New Gowanus Development Project Calls for 950 Apartments
Plans for an empty patch of land in Gowanus would turn the city-owned site into a mixture of middle- and high-rise residential complexes. However, local residents are divided on whether or not they see this as a good thing for the neighborhood.
A recent Brooklyn Community Board 6 meeting was contentious as residents voiced concerns about this project, which has been in the works for over a decade. City officials are hoping to finally put it through the public review process as part of the upcoming Gowanus rezoning. However, that might be easier said than done as plenty of locals had strong opinions in all directions.
The 5.8-acre site was once a manufactured gas plant, providing fuel to New York resident heating, cooking, and lighting. Bounded by Smith Street and the Gowanus Canal between Nelson and Fifth streets, the lot (which was contaminated with coal-tar) has sat empty for many decades. The city acquired it some years back, designating it as a “public place.”
Because of that designation, it cannot be developed for residential buildings until it’s rezoned. That’s the crux of the argument as many residents had hoped the site would be converted into low-rise buildings alongside greenspace or parks. The current plan, dubbed the “Gowanus Green” project, calls for seven buildings ranging from five to 28 stories high.
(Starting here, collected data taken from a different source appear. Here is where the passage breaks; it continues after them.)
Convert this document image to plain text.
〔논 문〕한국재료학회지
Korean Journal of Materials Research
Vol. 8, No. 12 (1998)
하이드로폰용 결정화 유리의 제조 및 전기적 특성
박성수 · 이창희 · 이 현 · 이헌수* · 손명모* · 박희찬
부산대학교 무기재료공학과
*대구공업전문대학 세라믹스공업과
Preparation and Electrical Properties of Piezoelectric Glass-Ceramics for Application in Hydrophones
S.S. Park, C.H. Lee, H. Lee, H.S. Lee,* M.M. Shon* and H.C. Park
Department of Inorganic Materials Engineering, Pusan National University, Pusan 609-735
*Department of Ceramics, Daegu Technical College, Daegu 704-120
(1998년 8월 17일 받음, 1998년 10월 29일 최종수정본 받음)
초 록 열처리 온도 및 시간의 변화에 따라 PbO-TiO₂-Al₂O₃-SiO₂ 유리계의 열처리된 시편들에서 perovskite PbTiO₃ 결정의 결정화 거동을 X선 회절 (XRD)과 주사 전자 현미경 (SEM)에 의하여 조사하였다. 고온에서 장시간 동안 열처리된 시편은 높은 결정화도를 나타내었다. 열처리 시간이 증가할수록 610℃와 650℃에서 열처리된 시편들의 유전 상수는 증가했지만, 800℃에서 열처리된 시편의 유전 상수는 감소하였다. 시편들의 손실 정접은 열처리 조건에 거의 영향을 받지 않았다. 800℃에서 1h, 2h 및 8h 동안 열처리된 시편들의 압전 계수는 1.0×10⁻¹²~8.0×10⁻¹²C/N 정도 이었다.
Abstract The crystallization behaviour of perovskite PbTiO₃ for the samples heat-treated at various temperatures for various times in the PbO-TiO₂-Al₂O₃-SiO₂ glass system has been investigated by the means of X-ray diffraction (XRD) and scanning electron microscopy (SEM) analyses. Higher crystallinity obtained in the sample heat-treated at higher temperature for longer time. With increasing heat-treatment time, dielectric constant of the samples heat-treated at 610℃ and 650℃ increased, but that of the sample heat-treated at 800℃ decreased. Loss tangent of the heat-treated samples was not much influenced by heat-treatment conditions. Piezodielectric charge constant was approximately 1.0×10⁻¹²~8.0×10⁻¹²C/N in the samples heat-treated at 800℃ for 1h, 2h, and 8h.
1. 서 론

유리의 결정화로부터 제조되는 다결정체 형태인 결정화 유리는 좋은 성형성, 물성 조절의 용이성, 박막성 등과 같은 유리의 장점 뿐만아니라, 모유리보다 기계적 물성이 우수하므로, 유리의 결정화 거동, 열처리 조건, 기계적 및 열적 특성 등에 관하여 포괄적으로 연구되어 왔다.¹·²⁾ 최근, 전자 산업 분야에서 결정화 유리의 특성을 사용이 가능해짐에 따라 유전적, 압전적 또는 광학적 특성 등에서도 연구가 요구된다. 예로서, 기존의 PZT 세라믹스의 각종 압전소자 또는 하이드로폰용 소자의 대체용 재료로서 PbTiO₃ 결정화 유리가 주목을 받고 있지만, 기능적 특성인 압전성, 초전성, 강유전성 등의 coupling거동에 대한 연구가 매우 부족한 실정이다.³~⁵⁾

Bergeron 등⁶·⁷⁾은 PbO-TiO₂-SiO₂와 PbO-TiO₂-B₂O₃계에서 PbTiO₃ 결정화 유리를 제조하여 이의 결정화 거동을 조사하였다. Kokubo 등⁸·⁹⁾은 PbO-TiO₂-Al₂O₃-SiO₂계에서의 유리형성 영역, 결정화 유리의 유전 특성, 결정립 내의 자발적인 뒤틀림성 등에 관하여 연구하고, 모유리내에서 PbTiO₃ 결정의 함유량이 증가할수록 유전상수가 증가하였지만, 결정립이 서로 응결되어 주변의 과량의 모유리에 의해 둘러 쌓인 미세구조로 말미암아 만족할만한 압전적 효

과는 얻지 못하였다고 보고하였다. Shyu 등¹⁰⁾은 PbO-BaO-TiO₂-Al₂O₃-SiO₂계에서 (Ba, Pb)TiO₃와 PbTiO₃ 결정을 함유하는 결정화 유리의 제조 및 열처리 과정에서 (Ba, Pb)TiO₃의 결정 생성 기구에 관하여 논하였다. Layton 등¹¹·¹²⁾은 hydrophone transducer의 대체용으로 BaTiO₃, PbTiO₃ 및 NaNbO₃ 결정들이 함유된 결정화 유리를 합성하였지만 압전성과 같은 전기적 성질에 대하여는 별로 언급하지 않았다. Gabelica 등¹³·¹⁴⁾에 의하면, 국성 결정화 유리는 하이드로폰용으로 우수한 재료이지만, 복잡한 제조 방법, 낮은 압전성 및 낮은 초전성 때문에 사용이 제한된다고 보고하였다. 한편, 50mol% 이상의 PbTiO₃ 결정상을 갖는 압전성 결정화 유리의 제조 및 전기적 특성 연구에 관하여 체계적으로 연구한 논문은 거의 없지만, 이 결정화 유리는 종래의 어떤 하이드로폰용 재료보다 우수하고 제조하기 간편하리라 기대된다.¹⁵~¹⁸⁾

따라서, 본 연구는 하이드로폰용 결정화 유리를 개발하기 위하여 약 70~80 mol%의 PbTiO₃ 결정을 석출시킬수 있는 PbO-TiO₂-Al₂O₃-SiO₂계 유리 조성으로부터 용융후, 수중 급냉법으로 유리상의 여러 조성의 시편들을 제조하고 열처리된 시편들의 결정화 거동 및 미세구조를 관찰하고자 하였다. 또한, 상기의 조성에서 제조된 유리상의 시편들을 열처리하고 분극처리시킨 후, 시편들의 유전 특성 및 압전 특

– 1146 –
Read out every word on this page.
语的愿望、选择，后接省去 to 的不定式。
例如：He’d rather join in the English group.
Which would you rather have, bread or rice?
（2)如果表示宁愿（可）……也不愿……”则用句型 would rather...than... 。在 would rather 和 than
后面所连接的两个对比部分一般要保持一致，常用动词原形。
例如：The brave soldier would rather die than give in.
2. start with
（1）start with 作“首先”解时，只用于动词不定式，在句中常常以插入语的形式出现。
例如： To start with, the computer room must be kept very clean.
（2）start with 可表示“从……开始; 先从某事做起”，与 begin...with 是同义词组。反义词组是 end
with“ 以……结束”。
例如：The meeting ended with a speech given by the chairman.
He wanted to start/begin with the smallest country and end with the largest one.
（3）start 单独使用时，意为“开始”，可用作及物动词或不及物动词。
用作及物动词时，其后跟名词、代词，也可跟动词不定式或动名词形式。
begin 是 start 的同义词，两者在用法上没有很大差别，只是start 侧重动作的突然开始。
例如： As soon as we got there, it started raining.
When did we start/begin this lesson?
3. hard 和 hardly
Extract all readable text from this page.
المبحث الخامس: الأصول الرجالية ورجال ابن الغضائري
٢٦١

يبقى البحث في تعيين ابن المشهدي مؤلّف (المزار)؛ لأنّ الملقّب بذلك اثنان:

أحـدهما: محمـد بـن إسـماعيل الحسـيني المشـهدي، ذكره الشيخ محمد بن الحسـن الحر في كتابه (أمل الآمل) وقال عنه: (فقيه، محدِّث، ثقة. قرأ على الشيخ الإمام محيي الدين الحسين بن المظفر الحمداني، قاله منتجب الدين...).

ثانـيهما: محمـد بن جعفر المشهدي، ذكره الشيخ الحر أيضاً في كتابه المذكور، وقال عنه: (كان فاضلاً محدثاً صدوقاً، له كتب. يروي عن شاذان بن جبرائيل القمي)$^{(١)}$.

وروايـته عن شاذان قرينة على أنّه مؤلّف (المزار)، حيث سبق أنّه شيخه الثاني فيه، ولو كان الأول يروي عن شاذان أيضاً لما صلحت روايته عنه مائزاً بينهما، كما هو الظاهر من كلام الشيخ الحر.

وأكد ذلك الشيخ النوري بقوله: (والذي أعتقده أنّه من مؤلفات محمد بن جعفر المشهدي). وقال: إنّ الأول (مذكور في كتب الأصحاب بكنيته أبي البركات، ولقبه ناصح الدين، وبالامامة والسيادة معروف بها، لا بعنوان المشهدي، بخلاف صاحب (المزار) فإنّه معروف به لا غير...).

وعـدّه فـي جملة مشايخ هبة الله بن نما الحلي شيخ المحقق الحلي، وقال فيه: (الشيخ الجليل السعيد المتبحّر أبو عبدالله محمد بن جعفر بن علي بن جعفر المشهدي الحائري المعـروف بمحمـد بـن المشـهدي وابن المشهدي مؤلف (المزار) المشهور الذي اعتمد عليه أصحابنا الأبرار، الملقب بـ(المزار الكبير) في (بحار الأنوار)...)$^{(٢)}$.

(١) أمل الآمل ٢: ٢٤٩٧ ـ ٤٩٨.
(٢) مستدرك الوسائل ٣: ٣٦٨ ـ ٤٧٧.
There are also concerns that such development would overwhelm the neighborhood and take away the local look and feel in service of “too tall” buildings. Concerns about the infrastructure in place to handle so many new residents were also voiced, though officials noted that they are still working on finding a way to balance community needs against the community concerns.
“It’s been a messy conversation for the past three years; there has been a difference of opinions,” Jonathan Keller, a project manager with the Department of City Planning, said during the community board meeting. “We tried to balance those throughout the rezoning area and, specifically on this site when it comes to scale, we’ve kept things low on the perimeter, taller in the middle, and we’re still discussing our affordability.”
Current plans for the site call for 950 apartments, a school, retail space, community areas, and various measures to prevent flooding from the canal.
It hasn’t been determined yet how large the school will be and which grades it will service. There are also plans for a park, but the look and shape of that won’t be decided until the project gains approval.
It is possible the project could consist entirely of affordable housing or at least be almost three-quarters of below-market-rate housing. Those specifics remain in question and up for discussion. Jay Marcus of the Fifth Avenue Committee says that the apartments would be priced initially for those earning 30 percent of the Area Median Income (AMI) annually.
“This is a very unique opportunity for us to create a really substantial number of affordable apartments,” said Simon Kawitzky, an assistant commissioner with the city’s Department of Housing Preservation and Development. “There are very limited choices for that level of affordable housing in these communities.”
Overall, the Gowanus rezoning plan calls for upwards of 8,200 new apartments by 2035, making it the largest creation of new housing units since Mayor Bill de Blasio came into office.
“The purpose of the new density is to make it possible for people—working-class folks, low- to-moderate income folks—who cannot possibly afford a unit in the district,” said City Councilmember Brad Lander, who represents Gowanus. “That’s why to me this achieves a public purpose.”